Saídas de US$4 bilhões em ETFs de Bitcoin entre outubro e novembro refletem o desmonte de operações de arbitragem, não capitulação: Analista
Os recentes saques dos ETFs de bitcoin à vista listados nos EUA foram impulsionados por encerramentos específicos de operações de arbitragem, e não por um pânico institucional generalizado.

O que saber:
- As recentes saídas dos ETFs à vista de bitcoin listados nos EUA foram impulsionadas por fechamentos específicos de operações de arbitragem, e não por um pânico institucional generalizado.
- Capitulação envolve vendas generalizadas entre emissores e resgates massivos. Mas esse não foi o caso nos últimos dois meses.
- O mercado está agora posicionado para um crescimento potencial, com as participações remanescentes em ETFs refletindo investimento institucional de longo prazo.
Os fundos negociados em bolsa (ETFs) de bitcoin
Ainda análise de dados pela Amberdata apresenta um quadro muito mais nuançado: resgates concentrados provenientes de "basis trade", ou encerramentos de apostas de arbitragem, e não um pânico generalizado entre os ETFs, com as holdings totais permanecendo robustas em 1,43 milhão de BTC.
"Quase 4 bilhões de dólares em saídas de ETFs de Bitcoin desde meados de outubro. O preço despencou de 125.000 para algo em torno dos 80.000 dólares - uma queda de 35% que eliminou seis meses de ganhos. A interpretação predominante: as instituições chegaram, viram o suficiente e estavam saindo," Michael Marshall", chefe de pesquisa da Amberdata, afirmou em um relatório.
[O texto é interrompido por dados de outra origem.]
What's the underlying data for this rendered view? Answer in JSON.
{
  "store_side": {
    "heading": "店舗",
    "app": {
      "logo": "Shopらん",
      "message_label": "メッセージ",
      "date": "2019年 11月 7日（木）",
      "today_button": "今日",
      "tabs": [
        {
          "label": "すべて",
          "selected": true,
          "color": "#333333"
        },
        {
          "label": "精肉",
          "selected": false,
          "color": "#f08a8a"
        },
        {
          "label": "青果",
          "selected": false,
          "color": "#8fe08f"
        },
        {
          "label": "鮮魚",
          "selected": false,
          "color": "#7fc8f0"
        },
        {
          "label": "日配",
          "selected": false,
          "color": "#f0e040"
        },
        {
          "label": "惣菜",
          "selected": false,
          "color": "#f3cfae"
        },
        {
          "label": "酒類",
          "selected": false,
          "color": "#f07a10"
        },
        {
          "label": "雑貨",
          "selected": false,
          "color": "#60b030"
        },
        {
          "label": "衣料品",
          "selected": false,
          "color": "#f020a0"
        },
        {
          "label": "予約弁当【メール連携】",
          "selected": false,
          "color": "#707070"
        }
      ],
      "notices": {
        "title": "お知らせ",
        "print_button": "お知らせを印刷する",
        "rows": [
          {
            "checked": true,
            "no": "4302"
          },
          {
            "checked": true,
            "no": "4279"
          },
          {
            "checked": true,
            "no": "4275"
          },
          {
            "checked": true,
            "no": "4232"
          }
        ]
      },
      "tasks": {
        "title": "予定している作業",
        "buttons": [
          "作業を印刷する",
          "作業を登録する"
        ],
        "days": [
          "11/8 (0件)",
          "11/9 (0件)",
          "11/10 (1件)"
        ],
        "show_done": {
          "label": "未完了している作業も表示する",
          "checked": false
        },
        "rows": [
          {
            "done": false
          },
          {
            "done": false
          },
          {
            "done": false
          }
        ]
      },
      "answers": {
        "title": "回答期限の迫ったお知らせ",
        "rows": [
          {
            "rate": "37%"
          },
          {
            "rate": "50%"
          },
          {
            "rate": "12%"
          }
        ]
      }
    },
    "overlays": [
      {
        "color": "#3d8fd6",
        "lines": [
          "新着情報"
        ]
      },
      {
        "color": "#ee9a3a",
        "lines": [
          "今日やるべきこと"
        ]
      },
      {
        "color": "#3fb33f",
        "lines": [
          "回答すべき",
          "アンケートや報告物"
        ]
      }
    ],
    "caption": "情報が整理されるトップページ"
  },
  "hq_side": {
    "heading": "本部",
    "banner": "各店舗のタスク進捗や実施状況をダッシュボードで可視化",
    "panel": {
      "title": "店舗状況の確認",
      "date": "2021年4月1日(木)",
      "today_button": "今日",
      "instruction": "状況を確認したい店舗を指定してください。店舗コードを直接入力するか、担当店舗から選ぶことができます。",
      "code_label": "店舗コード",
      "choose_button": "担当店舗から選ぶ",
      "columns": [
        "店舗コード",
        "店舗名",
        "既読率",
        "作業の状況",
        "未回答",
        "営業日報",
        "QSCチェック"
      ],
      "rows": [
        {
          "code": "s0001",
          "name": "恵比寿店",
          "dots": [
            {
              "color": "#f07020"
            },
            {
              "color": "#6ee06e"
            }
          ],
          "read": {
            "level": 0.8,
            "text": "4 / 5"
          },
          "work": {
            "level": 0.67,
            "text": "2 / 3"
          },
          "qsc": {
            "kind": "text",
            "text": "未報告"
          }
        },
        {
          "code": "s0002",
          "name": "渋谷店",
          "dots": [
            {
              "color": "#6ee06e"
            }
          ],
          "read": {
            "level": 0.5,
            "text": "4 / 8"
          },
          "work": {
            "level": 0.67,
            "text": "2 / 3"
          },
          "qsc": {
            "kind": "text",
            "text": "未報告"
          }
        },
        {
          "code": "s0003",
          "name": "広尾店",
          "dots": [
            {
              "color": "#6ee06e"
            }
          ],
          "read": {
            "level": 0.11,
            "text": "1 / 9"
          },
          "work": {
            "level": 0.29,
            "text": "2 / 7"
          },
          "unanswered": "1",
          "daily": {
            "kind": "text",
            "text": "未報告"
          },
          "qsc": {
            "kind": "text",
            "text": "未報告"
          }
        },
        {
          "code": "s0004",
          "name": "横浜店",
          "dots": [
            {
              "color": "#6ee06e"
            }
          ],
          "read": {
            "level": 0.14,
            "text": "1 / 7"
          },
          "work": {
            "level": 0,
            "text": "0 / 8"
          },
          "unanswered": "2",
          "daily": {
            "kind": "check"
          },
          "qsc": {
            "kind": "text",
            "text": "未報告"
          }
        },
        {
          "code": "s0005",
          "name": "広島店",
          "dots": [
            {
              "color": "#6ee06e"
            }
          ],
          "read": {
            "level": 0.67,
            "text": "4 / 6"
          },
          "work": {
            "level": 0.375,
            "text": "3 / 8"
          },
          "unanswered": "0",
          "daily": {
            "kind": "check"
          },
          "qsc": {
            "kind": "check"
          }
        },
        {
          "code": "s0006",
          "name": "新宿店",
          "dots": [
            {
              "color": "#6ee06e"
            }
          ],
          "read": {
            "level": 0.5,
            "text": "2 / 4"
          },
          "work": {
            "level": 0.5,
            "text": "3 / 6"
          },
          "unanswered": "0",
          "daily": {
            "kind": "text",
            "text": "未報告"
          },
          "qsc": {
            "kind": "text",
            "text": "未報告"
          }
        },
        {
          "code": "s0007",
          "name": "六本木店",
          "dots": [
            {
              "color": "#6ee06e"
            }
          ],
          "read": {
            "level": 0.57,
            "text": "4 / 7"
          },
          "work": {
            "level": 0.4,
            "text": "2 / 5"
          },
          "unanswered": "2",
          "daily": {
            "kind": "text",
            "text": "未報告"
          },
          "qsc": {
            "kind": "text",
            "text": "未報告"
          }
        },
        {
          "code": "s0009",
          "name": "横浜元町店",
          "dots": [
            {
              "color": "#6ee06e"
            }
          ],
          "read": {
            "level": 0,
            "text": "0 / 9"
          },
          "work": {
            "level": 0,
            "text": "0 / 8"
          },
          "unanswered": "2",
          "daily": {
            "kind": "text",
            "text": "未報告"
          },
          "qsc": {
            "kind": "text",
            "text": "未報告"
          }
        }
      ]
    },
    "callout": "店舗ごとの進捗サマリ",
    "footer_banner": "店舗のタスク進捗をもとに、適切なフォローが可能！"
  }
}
"A venda, no entanto, esteve altamente concentrada entre alguns poucos emissores e vinculada ao desmonte de uma operação de arbitragem mecânica, e não a um medo amplo dos investidores," acrescentou Marshall.
Que capitulação?
A capitulação nos mercados financeiros ocorre quando os vendedores se esgotam após quedas prolongadas, geralmente marcada por vendas em pânico, alto volume e indicadores extremos de medo.
No contexto dos ETFs, a verdadeira capitulação envolveria vendas generalizadas entre os emissores e resgates maciços. Mas esse não foi o caso nos últimos dois meses.
Marshall observou que a BlackRock dominou 97%-99% dos recentes fluxos semanais de saída, apesar de deter apenas 48-51% dos ativos sob gestão, enquanto a Fidelity FBTC registrou entradas e outros ETFs menores permaneceram estáveis.
Entretanto, no decorrer do período completo de 53 dias, de 1º de outubro a 26 de novembro, a Grayscale registrou uma saída de US$ 923 milhões, o que representa 53,2% do total bruto de outflows, seguida pela 21Shares e Grayscale Mini. Juntas, essas três responderam por 89,1% dos outflows. Em contraste, BlackRock e Fidelity registraram entradas.
Essa dupla abordagem enfatiza o ponto: nenhuma capitulação generalizada, mas desmontagens direcionadas. As flutuações diárias nos fluxos dos fundos ETF foram altamente variáveis, com um desvio padrão de US$ 372 milhões em comparação com um fluxo médio diário de US$ 27 milhões.
Desmontagens direcionadas impulsionadas por operações de carry trade
O culpado? A queda dos spreads de basis na arbitragem spot-futuros, também conhecida como operação de basis, onde fundos compravam ações de ETF e vendiam futuros para capturar o rendimento do contango—estratégia neutra em relação à direção, sem perspectiva sobre o preço do BTC.
A base anualizada de 30 dias, ou seja, o diferencial entre os preços futuros e à vista, comprimida em 217 pontos base de 6,63% para 4,46%, com 93% dos dias recentes abaixo do limiar de equilíbrio de 5%, de acordo com Marshall.
Isso forçou os traders de carry a desfazer suas posições – vender spot e recomprar futuros. A queda no interesse em aberto de futuros perpétuos, juntamente com a saída de ETFs, é uma evidência disso.
Segundo dados acompanhados pela Marshall, o open interest perpétuo do BTC caiu 37,7% (US$ 4,23 bilhões do pico ao vale), "correlacionando 0,878 com os movimentos do basis", evidência quase sincronizada de vendas simultâneas de ETFs e coberturas curtas em futuros.
E agora?
Com os traders de base eliminados, a propriedade remanescente dos ETFs representa capital institucional estável apostando na valorização de preço a longo prazo. Em outras palavras, o mercado está muito mais limpo e reajustado para uma alta maior.
"Com o excesso de arbitragem eliminado, os fluxos restantes refletem cada vez mais uma alocação genuína em vez de aproveitamento de rendimento. O mercado que surge é menos alavancado, mais orientado por convicção e estruturalmente mais limpo do que aquele que entrou em outubro," disse Marshall.